Warner Bros. Discovery will merge streamers and also keep a separate Discovery+ channel

Warner Bros. Discovery will merge streamers and also keep a separate Discovery+ channel ...

Warner Bros. Discovery should have paid attention to its own viral slide show, which portrayed a general lack of crossover between HBO Max and Discovery+ subscribers.

The David Zaslav-led company intends to merge Max and Discovery+ into a new, singular platform this spring. Discovery+ will remain as a standalone service, as confirmed by IndieWire. Additionally, not all Discovery programming will go to the Max/Discovery+ hybrid service; some will remain exclusive to Discovery+.

Shark Week stunt programming and Chip and Joanna Gaines' Magnolia Network programs will be available on Discovery+ and the forthcoming hybrid service. The Wall Street Journal first reported the news.

When you consider the price and (self-reported) fanbase differences between the two brands, why would someone who was used to paying $4.99/month (with ads) or $6.99 (without) for their Discovery+ programming suddenly be okay with paying HBO's $15.99/month (with ads) or $15.99 (without) for HBO programming they never wanted? Or at least, they didn't want at HBO prices.

Discovery+ has about 20 million subscribers and is already profitable. According to Wells Fargo's equity analysts, the overlap between Max and Discovery+ is about 4 million subs in the United States.
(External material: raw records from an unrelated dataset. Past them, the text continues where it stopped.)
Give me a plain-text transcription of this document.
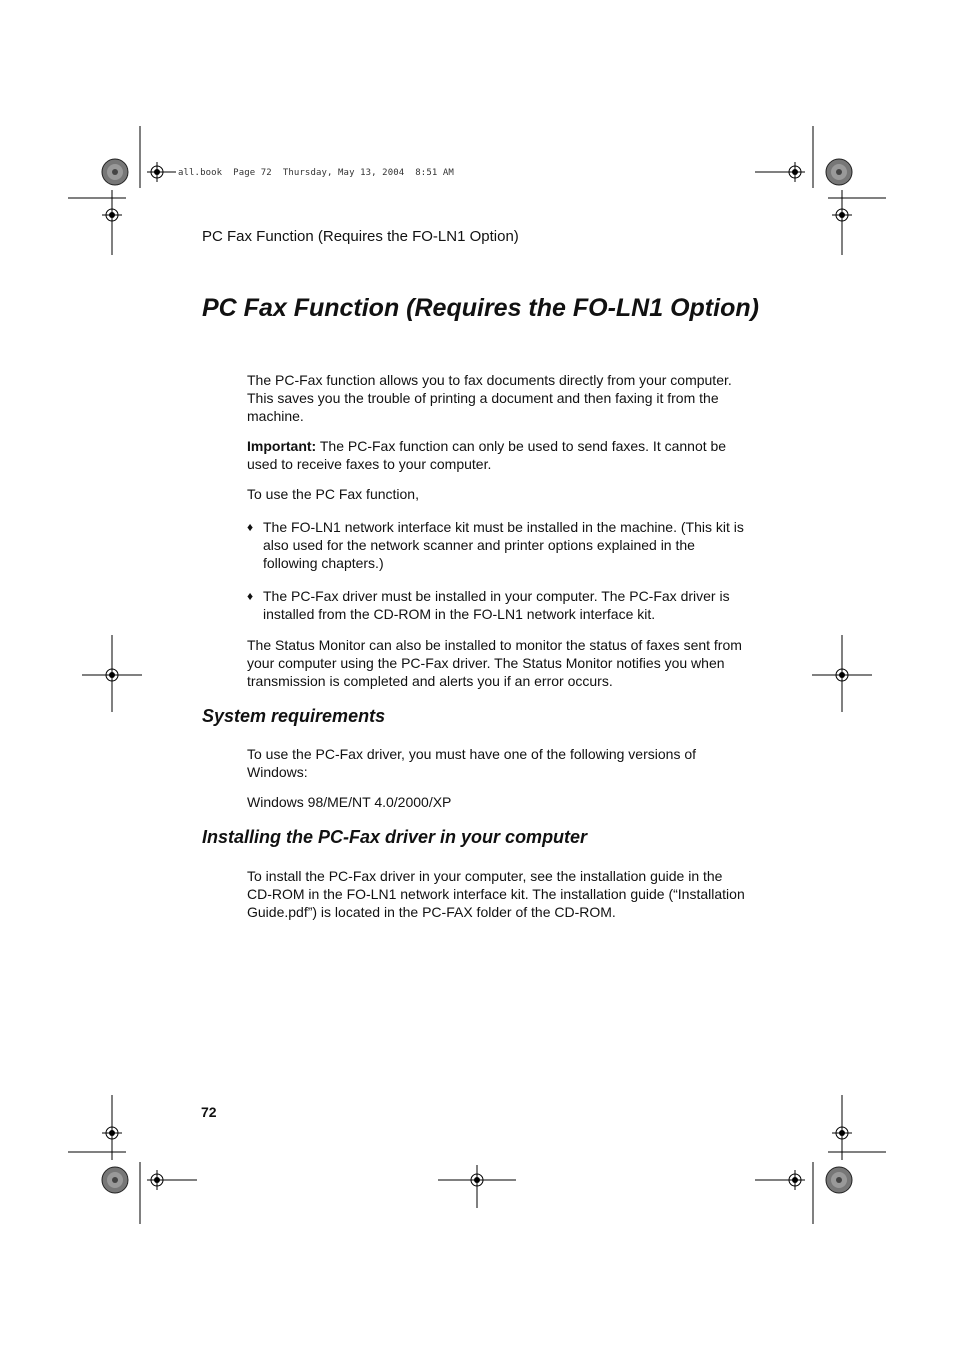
all.book  Page 72  Thursday, May 13, 2004  8:51 AM
PC Fax Function (Requires the FO-LN1 Option)
PC Fax Function (Requires the FO-LN1 Option)

The PC-Fax function allows you to fax documents directly from your computer. This saves you the trouble of printing a document and then faxing it from the machine.

Important: The PC-Fax function can only be used to send faxes. It cannot be used to receive faxes to your computer.

To use the PC Fax function,

♦ The FO-LN1 network interface kit must be installed in the machine. (This kit is also used for the network scanner and printer options explained in the following chapters.)
♦ The PC-Fax driver must be installed in your computer. The PC-Fax driver is installed from the CD-ROM in the FO-LN1 network interface kit.

The Status Monitor can also be installed to monitor the status of faxes sent from your computer using the PC-Fax driver. The Status Monitor notifies you when transmission is completed and alerts you if an error occurs.

System requirements

To use the PC-Fax driver, you must have one of the following versions of Windows:

Windows 98/ME/NT 4.0/2000/XP

Installing the PC-Fax driver in your computer

To install the PC-Fax driver in your computer, see the installation guide in the CD-ROM in the FO-LN1 network interface kit. The installation guide (“Installation Guide.pdf”) is located in the PC-FAX folder of the CD-ROM.

72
Warner Bros. Discovery intends to develop its own FAST (free, ad-supported streaming television) in the future. The company has already licensed a lot of its programming, including "Westworld," to launch branded FAST channels at Tubi and The Roku Channel.

Warner Bros. Discovery has been canceling, un-renewing, and straight-up scrubbing HBO and HBO Max programming and library content left and right in order to get here.

On February 23, Zaslav and his trusted CFO Gunnar Wiedenfels will report WBD's fourth-quarter and full-year 2022 earnings.